細胞を、１０μｇ／ｍｌ、５μｇ／ｍｌ、および２．５μｇ／ｍｌのＲ３、Ｋ４、およびＫ５モノクローナル抗体で、２時間処置した。続いて、培地を除去して、細胞に結合していないモノクローナル抗体を排除し、ヒトＥＧＦを有する新しい培地を、１０分間添加して、受容体のリン酸化を誘導した。次に、ＲＩＰＡ緩衝液において、異なる処置に曝露したこれらの細胞からの溶解を行った。タンパク質濃度を、ビシンコニン酸試薬キット（Ｐｉｅｒｃｅ）の説明に従って、定量化した。ライセート由来のタンパク質２５μｇを、９％ＳＤＳ－ＰＡＧＥゲルに適用し、タンパク質を、ニトロセルロース膜に移した。ウサギ抗ｐＥＧＦＲ（Ｙ１０６８）において産生した一次抗体を使用して、リン酸化ＥＧＦＲ（ホスホ－ＥＧＦＲ）を検出した。タンパク質含量を、ＨＲＰフルオロフォアに結合した抗ウサギ二次抗体、続いて、化学発光物質（Ｐｉｅｒｃｅ）で、視覚化した。グラフは、ホスホ－ＥＧＦＲで得られたシグナルを示し、これは、細胞ライセート中のこのタンパク質の量を示す。図７において明らかなように、評価したすべての濃度において、Ｋ４およびＫ５モノクローナル抗体は、両方の細胞株において、ニモツズマブと比較して、ＥＧＦに媒介されるＥＧＦＲリン酸化を阻害する、より高い能力を示した。さらに、評価したもっとも低い濃度において、いずれのモノクローナル抗体も、評価したもっとも高い濃度のニモツズマブ（４倍高い濃度）より高いかまたはそれと同じ効果を有する。すべてのモノクローナル抗体について、阻害は、より高い受容体発現を有するＭＤＡ－ＭＢ－４６８株においてはより高かったが（図７Ｂ）、低い受容体発現を有する細胞株において、ニモツズマブでは阻害効果の消失が生じるが、Ｋ４およびＫ５モノクローナル抗体の阻害効果は消失されないことに注目することが重要である（図７Ａ）。上記は、ニモツズマブの可変領域に変異を組み込むことにより得られ、そのリガンドに対するより高い親和性およびより高い生物学的活性をもたらす、これらの新規なモノクローナル抗体を使用する利点を提供する。

Claims

ヒト上皮成長因子受容体（Ｈｅｒ１）の細胞外領域を認識する組換えモノクローナル抗体（ｍＡｂ）であって、重鎖の可変領域のＣＤＲ２配列が、
－配列番号１７および
－配列番号１８からなる群から選択され、
これらの重鎖において、ＣＤＲ１の配列が、配列番号１であり、ＣＤＲ３の配列が、配列番号３であり、軽鎖の可変領域のＣＤＲ配列が、
－ＣＤＲ１：配列番号２２
－ＣＤＲ２：配列番号２３
－ＣＤＲ３：配列番号２４であり、
重鎖および軽鎖の可変領域のフレームワーク領域（ＦＷ）が、以下の配列を有する：
重鎖
－ＦＷ１：配列番号４
－ＦＷ２：配列番号５
－ＦＷ３：配列番号６
－ＦＷ４：配列番号７
軽鎖
－ＦＷ１：配列番号２５
－ＦＷ２：配列番号２６
－ＦＷ３：配列番号２７
－ＦＷ４：配列番号２８
ことを特徴とする、組換えモノクローナル抗体。
重鎖定常領域の配列が、ヒトＩｇＧ１であることを特徴とする、請求項１に記載のモノクローナル抗体。

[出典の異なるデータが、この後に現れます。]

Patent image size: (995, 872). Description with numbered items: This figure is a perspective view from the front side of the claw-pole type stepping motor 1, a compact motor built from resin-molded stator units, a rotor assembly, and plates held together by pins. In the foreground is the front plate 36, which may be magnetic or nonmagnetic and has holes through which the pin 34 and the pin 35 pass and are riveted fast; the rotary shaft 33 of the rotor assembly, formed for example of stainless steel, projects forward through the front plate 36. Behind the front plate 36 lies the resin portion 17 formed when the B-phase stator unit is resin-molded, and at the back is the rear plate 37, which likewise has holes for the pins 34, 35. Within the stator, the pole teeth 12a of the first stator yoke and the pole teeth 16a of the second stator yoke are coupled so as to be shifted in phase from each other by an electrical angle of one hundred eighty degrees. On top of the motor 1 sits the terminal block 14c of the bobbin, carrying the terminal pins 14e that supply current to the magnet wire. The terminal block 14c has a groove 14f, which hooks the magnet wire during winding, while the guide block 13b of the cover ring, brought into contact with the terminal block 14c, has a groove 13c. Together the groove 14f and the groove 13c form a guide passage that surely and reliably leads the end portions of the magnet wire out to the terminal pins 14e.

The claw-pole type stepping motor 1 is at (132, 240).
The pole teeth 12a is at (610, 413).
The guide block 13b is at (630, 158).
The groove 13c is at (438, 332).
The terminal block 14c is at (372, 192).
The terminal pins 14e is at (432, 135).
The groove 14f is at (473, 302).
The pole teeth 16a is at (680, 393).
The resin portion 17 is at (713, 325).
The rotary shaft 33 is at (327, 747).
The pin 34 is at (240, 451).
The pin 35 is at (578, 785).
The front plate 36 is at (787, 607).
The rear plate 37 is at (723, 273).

軽鎖の定常領域が、ヒトカッパであることを特徴とする、請求項１に記載のモノクローナル抗体。
Ｆａｂ型のフラグメントであることを特徴とする、請求項１～３のいずれか１項に記載のモノクローナル抗体に由来する抗原結合フラグメント。
（Ｆａｂ）２型のフラグメントであることを特徴とする、請求項１～３のいずれか１項に記載のモノクローナル抗体に由来する抗原結合フラグメント。
一本鎖可変領域フラグメントであることを特徴とする、請求項１に記載のモノクローナル抗体に由来する抗原結合フラグメント。
活性成分として５０～４００ｍｇの範囲の請求項１～６のいずれか１項に記載のモノクローナル抗体またはフラグメントと、薬学的に許容されるビヒクルとを有する、がん治療に有用な医薬組成物。
活性成分として１～９ｍｇの範囲の請求項１～６のいずれか１項に記載のモノクローナル抗体またはフラグメントと、薬学的に許容されるビヒクルとを有する、腫瘍の診断に有用な医薬組成物。
ＥＧＦＲを発現する腫瘍の治療法における使用のための、請求項１～６のいずれか１項に記載のモノクローナル抗体またはフラグメントを含む医薬組成物。
適切なマーカーにコンジュゲートされた場合の、ＥＧＦＲを有する腫瘍のインビボ診断のための使用のための、請求項１～６のいずれか１項に記載のモノクローナル抗体またはフラグメントを含む医薬組成物。
免疫学的目的のタンパク質またはタンパク質ドメインにコンジュゲートされた場合の、ＥＧＦＲ陽性腫瘍に対して免疫応答を指向させるための使用のための、請求項１～６のいずれか１項に記載のモノクローナル抗体またはフラグメントを含む医薬組成物。